The next day I went out and found a day job. I kept writing on the side, and eventually sold a number of feature articles to a local weekly newspaper. Somebody in the ad agency business saw some of the articles and offered me a job as a copywriter-trainee. He paid me very little at first, but however much it was, I wasn’t worth it. It took years before I understood that my job as a writer was to help the audience satisfy its objectives, not impress them with my cleverness.
3. BE USER FRIENDLY
Your writing should be accessible to the people you are writing for. Spoil them. Make every sentence so clear that your audience can’t possibly miss your point. Include facts and opinions so interesting that your audience will be eager to turn the page without falling asleep. Make your writing as short as possible, so you won’t scare your audience away from the sheer weight of type on the page. And don’t try to impress anyone with how clever you are. Your goal should be to be invisible—a ninja writer.

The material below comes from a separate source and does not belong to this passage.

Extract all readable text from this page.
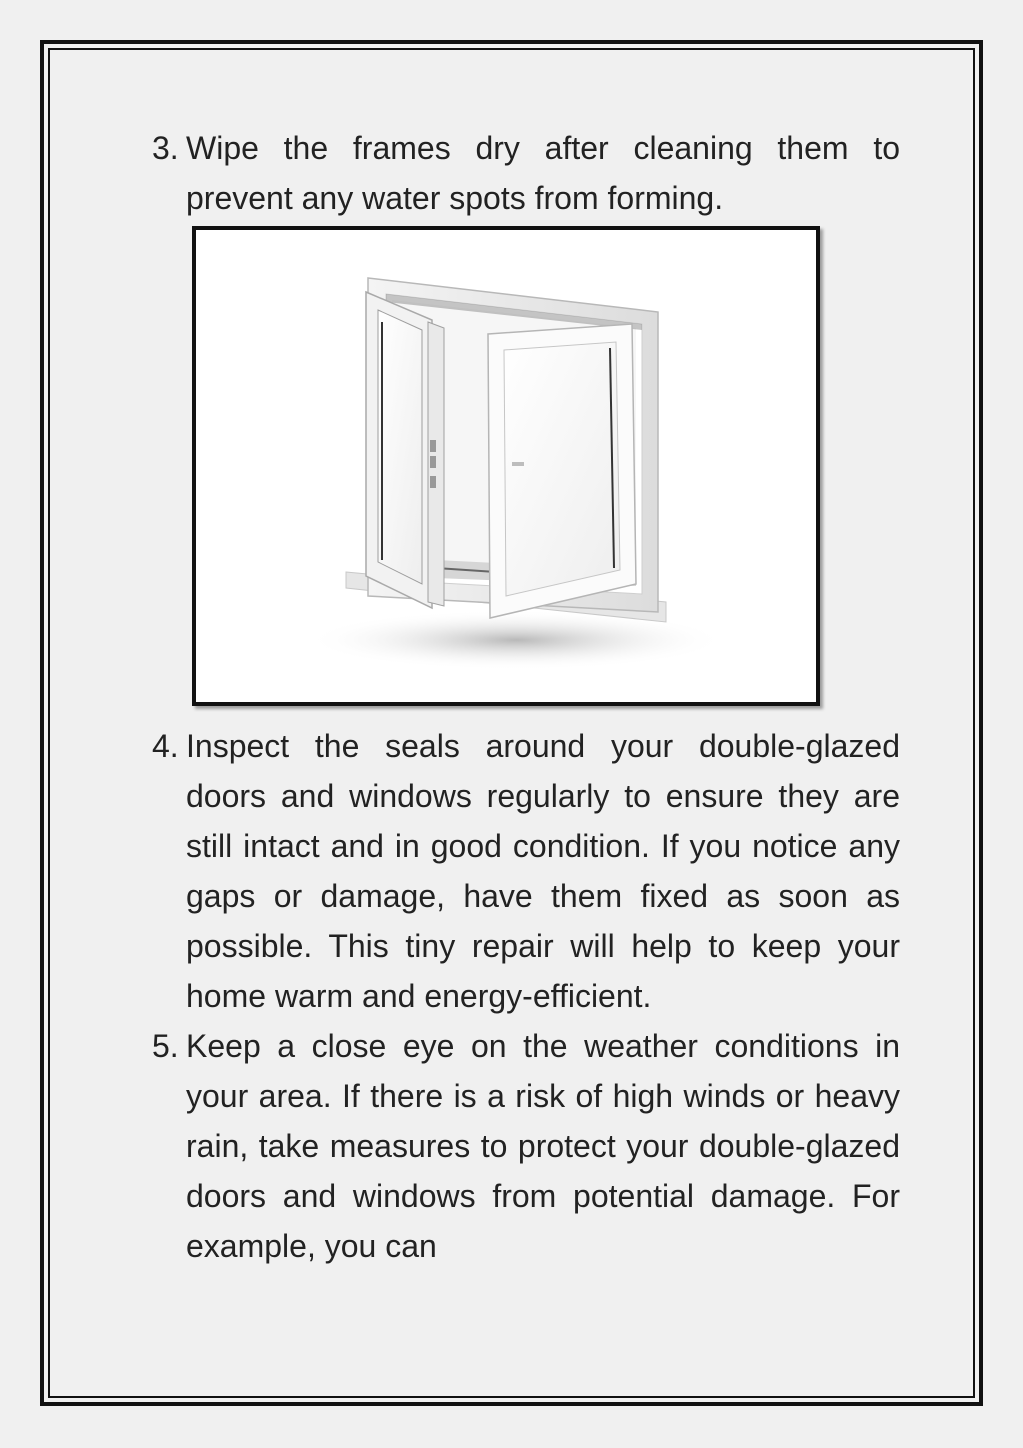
3. Wipe the frames dry after cleaning them to prevent any water spots from forming.
4. Inspect the seals around your double-glazed doors and windows regularly to ensure they are still intact and in good condition. If you notice any gaps or damage, have them fixed as soon as possible. This tiny repair will help to keep your home warm and energy-efficient.
5. Keep a close eye on the weather conditions in your area. If there is a risk of high winds or heavy rain, take measures to protect your double-glazed doors and windows from potential damage. For example, you can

The same principle applies to your approach to the people you work for. Be user-friendly and accessible. Prima donnas don’t get a lot of repeat assignments. Revisions are an inevitable fact of life in the writing business. Don’t argue with them. Expect them, listen to them, cherish them.
The easier you are to work with, the more eager people will be to have you write for them again and again. There may be a lot of people in the world, but you can’t afford to work for all of them just once.
4. HOW TO FIND WORK
Be creative. Whether you want a job or freelance assignments, put a customizable portfolio together. It helps to have a portfolio to brandish while you present yourself, but remember—you are your most important product. Prospective employers and clients want to know if you can help them do their jobs more easily and more profitably, if you can be trusted, and if you would be pleasant to work with.
There is no law that says you even have to open your portfolio during a get-acquainted interview. Your goal should be to start building a relationship and to walk away with an assignment—even an unpaid one—as an opportunity to prove yourself worthy of additional assignments.
The secret to success as a freelance writer is establishing a roster of clients who give you multiple assignments, so you should relish every opportunity to prove your mettle.
Places to look for paying work:
Ad agencies, PR agencies, radio stations, software companies, website designers, technology-based companies, professional associations, engineering companies, construction companies.
Places to look for volunteer experience:
Human services agencies, hospitals, charitable organizations, nursing homes, colleges and universities, youth sports and recreation organizations.
A final bit of advice: Put your ass in that chair
Google all the meanings of Setzfleisch. Whether you want to write for a living or for your own self-gratification, the important verb is the fifth word in this sentence. The only way to get better at it is by doing it. So get yourself a sturdy and ergonomic but not too comfortable chair, and start molding your nether regions to it. And god help you.